The McLaren 788HS is the wildest send-off for one of the great supercar platforms
The 720S dynasty bows out with its sharpest car yet
Every great platform deserves a proper farewell, and McLaren has given its long-serving 720S architecture exactly that. The new 788HS is the most extreme and most powerful version yet, and the last car to be built on the platform that has underpinned McLaren's supercars since 2017. It is a fitting, ferocious way to close the chapter.
Lighter, and more powerful
The 788HS follows the classic McLaren formula: add power, take away weight. Its 4.0-litre twin-turbo V8 produces 788 hp and 800 Nm, aided by lightweight forged pistons and revised turbochargers to sharpen response. At the same time the dry weight drops to just 1,265 kg, giving a class-leading 623 hp per tonne. The result is savage: 0-100 km/h in 2.8 seconds, 0-200 km/h in 7.0 seconds and a 330 km/h top speed.

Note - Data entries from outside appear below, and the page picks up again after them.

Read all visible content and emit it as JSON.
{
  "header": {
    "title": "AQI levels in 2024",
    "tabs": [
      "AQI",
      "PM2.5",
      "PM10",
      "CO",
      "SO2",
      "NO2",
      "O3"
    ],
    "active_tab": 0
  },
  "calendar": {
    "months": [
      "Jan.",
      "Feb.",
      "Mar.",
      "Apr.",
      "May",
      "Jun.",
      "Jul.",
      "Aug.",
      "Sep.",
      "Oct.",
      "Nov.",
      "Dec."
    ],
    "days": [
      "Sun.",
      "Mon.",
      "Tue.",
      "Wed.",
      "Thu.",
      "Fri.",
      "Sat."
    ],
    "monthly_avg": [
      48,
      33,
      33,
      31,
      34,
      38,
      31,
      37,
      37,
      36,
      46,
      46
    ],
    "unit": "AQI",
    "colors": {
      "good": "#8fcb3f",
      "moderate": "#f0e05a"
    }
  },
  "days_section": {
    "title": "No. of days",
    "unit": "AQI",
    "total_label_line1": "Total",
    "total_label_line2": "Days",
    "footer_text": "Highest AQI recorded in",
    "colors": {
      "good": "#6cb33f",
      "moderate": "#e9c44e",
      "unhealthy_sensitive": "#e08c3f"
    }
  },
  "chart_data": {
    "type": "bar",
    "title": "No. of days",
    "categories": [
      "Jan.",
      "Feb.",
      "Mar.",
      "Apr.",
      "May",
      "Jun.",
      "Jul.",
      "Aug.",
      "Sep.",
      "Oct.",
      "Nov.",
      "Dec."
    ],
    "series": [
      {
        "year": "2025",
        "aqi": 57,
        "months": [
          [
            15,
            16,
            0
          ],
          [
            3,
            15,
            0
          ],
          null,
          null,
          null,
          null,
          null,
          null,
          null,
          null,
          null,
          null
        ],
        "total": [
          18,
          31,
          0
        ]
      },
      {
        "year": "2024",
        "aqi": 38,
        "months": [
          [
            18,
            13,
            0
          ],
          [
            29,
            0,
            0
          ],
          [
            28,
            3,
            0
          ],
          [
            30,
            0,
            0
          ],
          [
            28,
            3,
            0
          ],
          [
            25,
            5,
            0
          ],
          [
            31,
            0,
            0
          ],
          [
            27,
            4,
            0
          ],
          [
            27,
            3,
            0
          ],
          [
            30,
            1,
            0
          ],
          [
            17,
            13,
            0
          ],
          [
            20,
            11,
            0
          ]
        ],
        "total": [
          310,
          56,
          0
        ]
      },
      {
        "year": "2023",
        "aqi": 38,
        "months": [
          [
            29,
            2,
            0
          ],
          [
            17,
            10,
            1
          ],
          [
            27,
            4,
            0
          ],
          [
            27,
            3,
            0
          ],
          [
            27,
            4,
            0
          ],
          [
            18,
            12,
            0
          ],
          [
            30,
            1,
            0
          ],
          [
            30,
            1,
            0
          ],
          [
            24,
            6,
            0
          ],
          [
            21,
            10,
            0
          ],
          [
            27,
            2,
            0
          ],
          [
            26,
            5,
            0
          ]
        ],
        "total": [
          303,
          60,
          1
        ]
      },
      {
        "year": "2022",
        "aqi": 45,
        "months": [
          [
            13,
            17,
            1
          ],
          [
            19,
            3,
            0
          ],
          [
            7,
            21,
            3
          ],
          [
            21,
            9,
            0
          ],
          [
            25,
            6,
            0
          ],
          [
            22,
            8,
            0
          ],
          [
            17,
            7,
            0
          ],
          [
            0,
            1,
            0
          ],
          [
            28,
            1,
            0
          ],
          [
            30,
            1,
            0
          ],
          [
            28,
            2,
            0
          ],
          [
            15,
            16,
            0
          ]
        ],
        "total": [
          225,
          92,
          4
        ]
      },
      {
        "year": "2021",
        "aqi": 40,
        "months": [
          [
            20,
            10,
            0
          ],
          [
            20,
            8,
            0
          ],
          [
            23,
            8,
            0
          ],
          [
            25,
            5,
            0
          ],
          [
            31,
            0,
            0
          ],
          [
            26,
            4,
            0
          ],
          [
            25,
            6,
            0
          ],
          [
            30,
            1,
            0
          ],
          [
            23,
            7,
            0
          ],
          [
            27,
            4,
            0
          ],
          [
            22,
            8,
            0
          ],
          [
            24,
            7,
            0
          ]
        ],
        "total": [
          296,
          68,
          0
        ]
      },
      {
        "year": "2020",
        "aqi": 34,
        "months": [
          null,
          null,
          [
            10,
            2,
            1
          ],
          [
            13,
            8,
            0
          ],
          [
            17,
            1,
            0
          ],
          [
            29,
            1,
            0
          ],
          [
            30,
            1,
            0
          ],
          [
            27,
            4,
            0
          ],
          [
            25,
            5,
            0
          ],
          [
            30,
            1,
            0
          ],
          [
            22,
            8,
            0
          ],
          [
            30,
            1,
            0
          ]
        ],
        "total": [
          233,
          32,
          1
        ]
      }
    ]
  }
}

Serious aero, serious hardware
This is no soft farewell special. The 788HS gets a comprehensive carbon-fibre aerodynamic package that generates 10 percent more downforce than the already-hardcore 765LT, complete with an F1-style diffuser, plus an advanced braking system derived from the mighty McLaren Senna and a motorsport-style centre-lock wheel setup. In other words, McLaren has thrown its best track hardware at this final car, exactly as it should for a proper HS.
A rare High Sport badge
The HS, for High Sport, badge is one McLaren uses very sparingly. Before this it had appeared on just five MP4-12C HS models and 25 MSO HS cars, so putting it on the 788HS signals real significance. Production is capped at 200 cars, split evenly between 100 coupes and 100 Spider convertibles, and the car makes its debut at the Goodwood Festival of Speed. As the last hurrah for the 720S platform before McLaren moves to a new architecture, every one is likely to be treasured.
AutoNext Take
This is how you retire a platform. The 720S and its descendants have given us some of the finest driver's supercars of the last decade, and going out with the lightest, most powerful, most aggressive version of the lot is exactly the send-off it deserves. That McLaren has kept the recipe pure, more power, less weight, proper aero, rather than reaching for hybrid complexity, is deeply satisfying, and 623 hp per tonne is a genuinely spine-tingling number. It caps a stellar Goodwood for McLaren, which also brought the restored M6GT of founder Bruce McLaren, and joins a jaw-dropping line-up at a Festival that included the naturally aspirated V12 Apollo EVO. Bravo, and farewell to a brilliant platform.